I then proceeded to check the file’s by listening to them, and concluded that it sounded fine to my human ears :rofl:

Ngl, that’s the funniest idea I’ve heard all day, I just have zero experience with autotuning stuff, could you point me in the right direction?

1 Like

“Pull to fixed pitch” is one option that is appealing in the “autotalent” screenshot that powers one python autotune library, among several that I have not employed by code.

Formant reconstruction allows you to then change the quality of vocal harmonics also.

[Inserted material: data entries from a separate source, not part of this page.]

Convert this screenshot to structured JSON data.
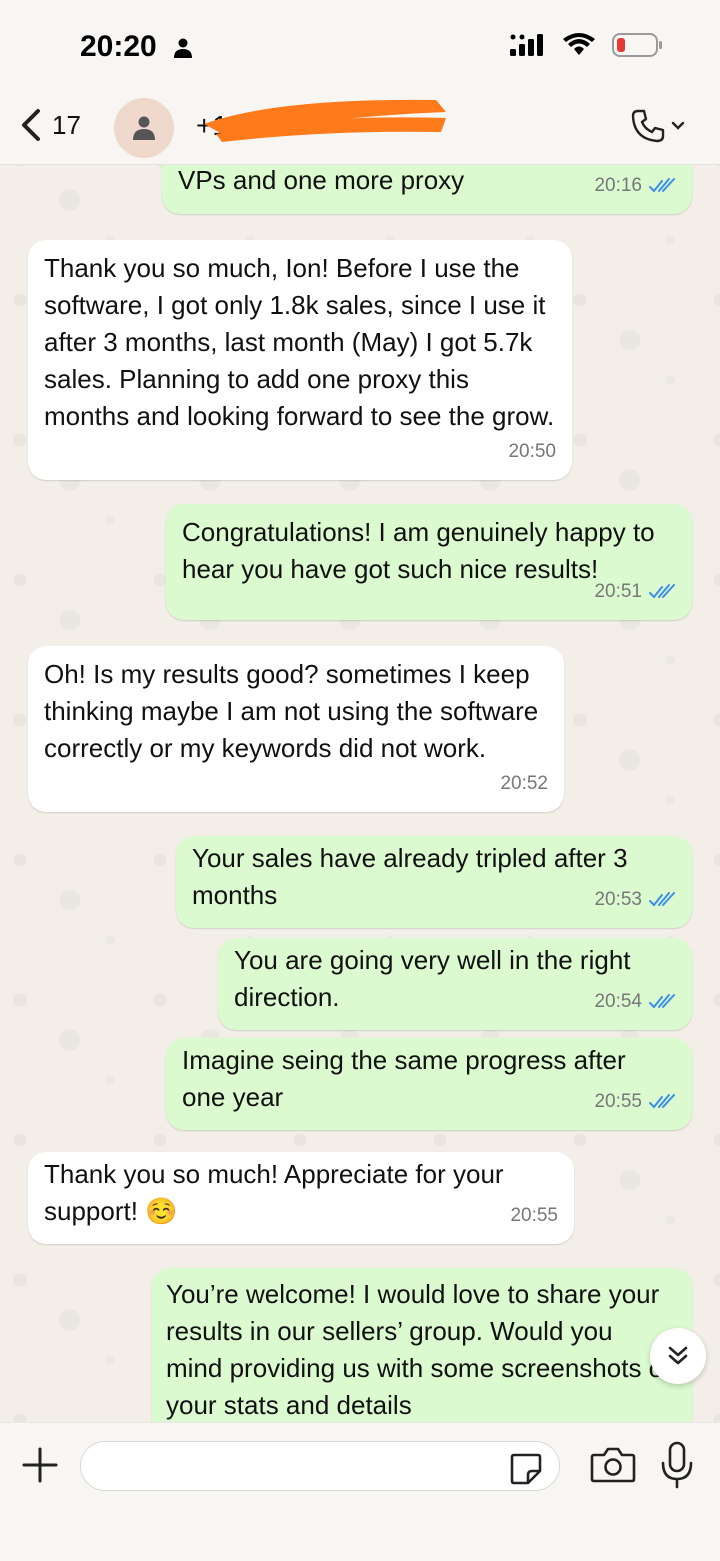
{
  "status_bar": {
    "time": "20:20",
    "person_icon": "person-icon",
    "signal_icon": "signal-bars-icon",
    "wifi_icon": "wifi-icon",
    "battery_icon": "battery-low-icon",
    "battery_color": "#e53935"
  },
  "header": {
    "back_count": "17",
    "contact_name": "+1",
    "avatar_icon": "person-icon",
    "call_icon": "phone-icon",
    "redaction_color": "#ff7a1a"
  },
  "messages": [
    {
      "direction": "out",
      "text": "VPs and one more proxy",
      "time": "20:16",
      "status": "read"
    },
    {
      "direction": "in",
      "text": "Thank you so much, Ion! Before I use the software, I got only 1.8k sales, since I use it after 3 months, last month (May) I got 5.7k sales. Planning to add one proxy this months and looking forward to see the grow.",
      "time": "20:50"
    },
    {
      "direction": "out",
      "text": "Congratulations! I am genuinely happy to hear you have got such nice results!",
      "time": "20:51",
      "status": "read"
    },
    {
      "direction": "in",
      "text": "Oh! Is my results good? sometimes I keep thinking maybe I am not using the software correctly or my keywords did not work.",
      "time": "20:52"
    },
    {
      "direction": "out",
      "text": "Your sales have already tripled after 3 months",
      "time": "20:53",
      "status": "read"
    },
    {
      "direction": "out",
      "text": "You are going very well in the right direction.",
      "time": "20:54",
      "status": "read"
    },
    {
      "direction": "out",
      "text": "Imagine seing the same progress after one year",
      "time": "20:55",
      "status": "read"
    },
    {
      "direction": "in",
      "text": "Thank you so much! Appreciate for your support! ☺️",
      "time": "20:55"
    },
    {
      "direction": "out",
      "text": "You’re welcome! I would love to share your results in our sellers’ group. Would you mind providing us with some screenshots of your stats and details",
      "time": "",
      "status": ""
    }
  ],
  "colors": {
    "outgoing_bubble": "#dcfad0",
    "incoming_bubble": "#ffffff",
    "read_ticks": "#3b8ee8"
  },
  "input": {
    "placeholder": "",
    "plus_icon": "plus-icon",
    "sticker_icon": "sticker-icon",
    "camera_icon": "camera-icon",
    "mic_icon": "microphone-icon"
  },
  "scroll_down_icon": "double-chevron-down-icon"
}
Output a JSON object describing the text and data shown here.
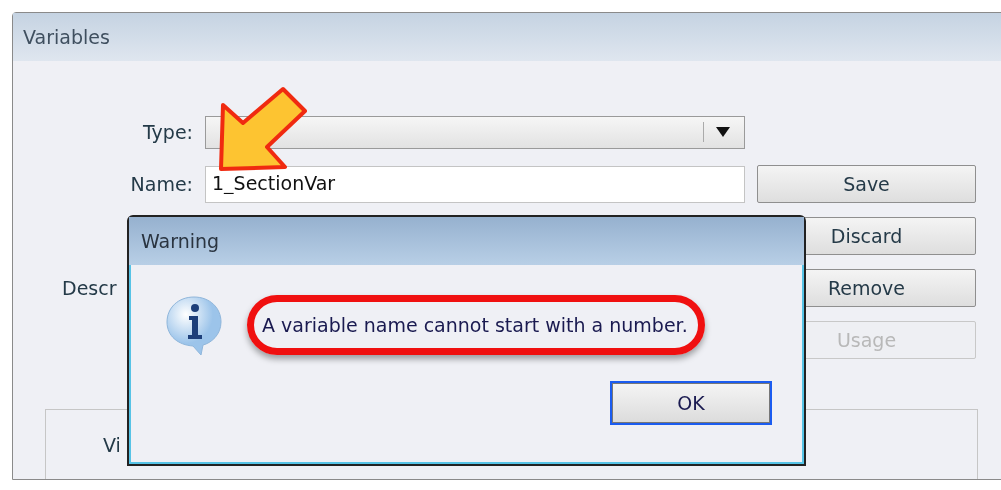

The idea is that you could take chipmunk-speed speech, and change the pitch and timbre of it with technology to make it better conform with training data, instead of reconstructing audio put through a shredder.

1 Like

Good idea, and thanks for the pointers!

I’ll try that if I get the time. This is all pure curiosity, none of this “speeding up” thing is necessary if the goal is penny pinching, people should just run the model locally.

2 Likes

There are several studies on how video speed affects humans on comprehension and retention, this thread includes nearly all studies on this topic: https://x.com/MedEdFlamingo/status/1645441940144508937

These findings have shown that the decline in human comprehension is most noticeable after going beyond 2x speed. It is interesting for me to see how it is in AI even if it is for audio speed.

I used to do this a few years ago for banking transcriptions, i would load them all into winamp and had keyboard shortcuts set up to skip through them and rewind/fast forward etc and enter them into a spreadsheet.